After the borrowers shared their stories, they pressed the Education Department for information. They wanted to know when the department would wrap up its long-running probe into alleged wrongdoing by Corinthian, for example. They also asked for the guidance the department gives its contracted loan specialists who field calls from borrowers who claim they were defrauded and demand loan forgiveness, and wanted to know how many borrowers have successfully had their federal debts discharged as a result of school fraud.
One former Corinthian student at the meeting asked Education Department officials why they don’t notify students when their school is under investigation. Corinthian has operated schools under the Everest, Heald, and Wyotech brands.
For the most part, meeting participants said, the Education Department representatives offered few answers.
“What these Corinthian students have experienced is troubling, and it is why we took a series of actions in recent months to hold Corinthian accountable and put the school on the road to closure,” Denise Horn, an Education Department spokeswoman, said in an emailed statement. “We will review every claim [for loan forgiveness] and continue to investigate Corinthian to help students as much as possible.”
Horn added that the department is working on other initiatives, such as new rules that restrict the flow of federal student aid funds to dodgy career training programs, to help future students. King, the former Corinthian student, said Education Department officials gave similar assurances during the Tuesday meeting.
“But what we want to know is, what about us?” King said.
While the department contemplates its next move, the borrower group wants students and consumer advocates included in deliberations. “The department makes decision after decision without student input, even though these decisions affect students most profoundly,” the group said in a list of demands it gave the Education Department. “The disregard the department has shown for students’ interests evidences a clear remove from their experiences.”
For years, Corinthian has been dogged by fraud allegations and government investigations into its disclosures and practices. But tens of thousands of students continued to shell out tens of thousands of dollars annually in pursuit of a credential from one of its campuses. Last year, the company began to crumble.
It started after the Education Department demanded information about Corinthian's job placement figures, which the company used in marketing materials to attract potential students. In June, after the department grew impatient with the company’s alleged unresponsiveness, it told Corinthian it would delay the normally quick transfer of a borrower's federal loan funds to the company's account.

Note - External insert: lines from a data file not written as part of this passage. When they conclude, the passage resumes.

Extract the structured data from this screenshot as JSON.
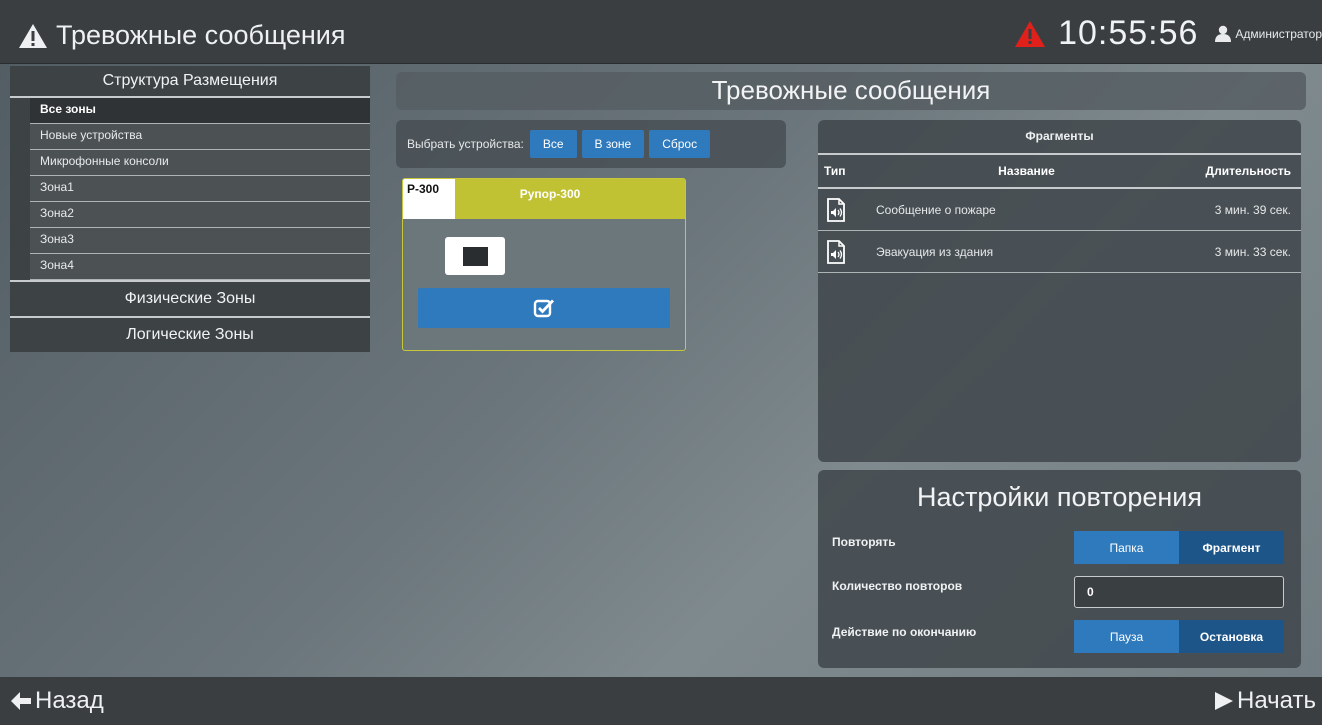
{
  "header": {
    "title": "Тревожные сообщения",
    "clock": "10:55:56",
    "user": "Администратор"
  },
  "nav": {
    "structure_label": "Структура Размещения",
    "zones": [
      {
        "label": "Все зоны",
        "active": true
      },
      {
        "label": "Новые устройства"
      },
      {
        "label": "Микрофонные консоли"
      },
      {
        "label": "Зона1"
      },
      {
        "label": "Зона2"
      },
      {
        "label": "Зона3"
      },
      {
        "label": "Зона4"
      }
    ],
    "physical_label": "Физические Зоны",
    "logical_label": "Логические Зоны"
  },
  "main": {
    "title": "Тревожные сообщения",
    "select_label": "Выбрать устройства:",
    "buttons": {
      "all": "Все",
      "in_zone": "В зоне",
      "reset": "Сброс"
    },
    "device": {
      "code": "Р-300",
      "name": "Рупор-300"
    }
  },
  "fragments": {
    "title": "Фрагменты",
    "columns": {
      "type": "Тип",
      "name": "Название",
      "duration": "Длительность"
    },
    "rows": [
      {
        "name": "Сообщение о пожаре",
        "duration": "3 мин. 39 сек."
      },
      {
        "name": "Эвакуация из здания",
        "duration": "3 мин. 33 сек."
      }
    ]
  },
  "repeat": {
    "title": "Настройки повторения",
    "repeat_label": "Повторять",
    "repeat_options": [
      "Папка",
      "Фрагмент"
    ],
    "count_label": "Количество повторов",
    "count_value": "0",
    "end_action_label": "Действие по окончанию",
    "end_action_options": [
      "Пауза",
      "Остановка"
    ]
  },
  "footer": {
    "back": "Назад",
    "start": "Начать"
  },
  "colors": {
    "accent_blue": "#2f79bd",
    "selected_blue": "#1d5589",
    "device_header": "#c0c233",
    "alarm_red": "#e0201b"
  }
}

That prompted a cash crunch that ultimately led the company to agree to the Education Department’s demand that it either shutter or sell its U.S. campuses. The department then brokered a November deal for Corinthian to sell most of its schools to ECMC Group, a longtime debt collector for the Education Department.
Corinthian ultimately shed much of its legal liability in the transaction. ECMC assumed very little, while picking up a sprawling network of college campuses. Students, meanwhile, were stuck with their debts. The Education Department has originated about $4 billion in loans for students at Corinthian’s campuses since the start of the 2010-2011 academic year alone, department data show.
The reason for the Corinthian 100 debt strike ultimately lies in how the Education Department handled a faltering Corinthian and its divergent approach to saving campuses instead of protecting students. To the student activists, the Education Department chose to save a chain of for-profit college campuses rather than help vulnerable students.
“At the end of the meeting, I told them it’s in your interest to find a solution because otherwise this is going to grow,” said Laura Hanna, one of the group’s organizers. “They know they have a problem on their hands. If they want to give us more fodder, that's fine.”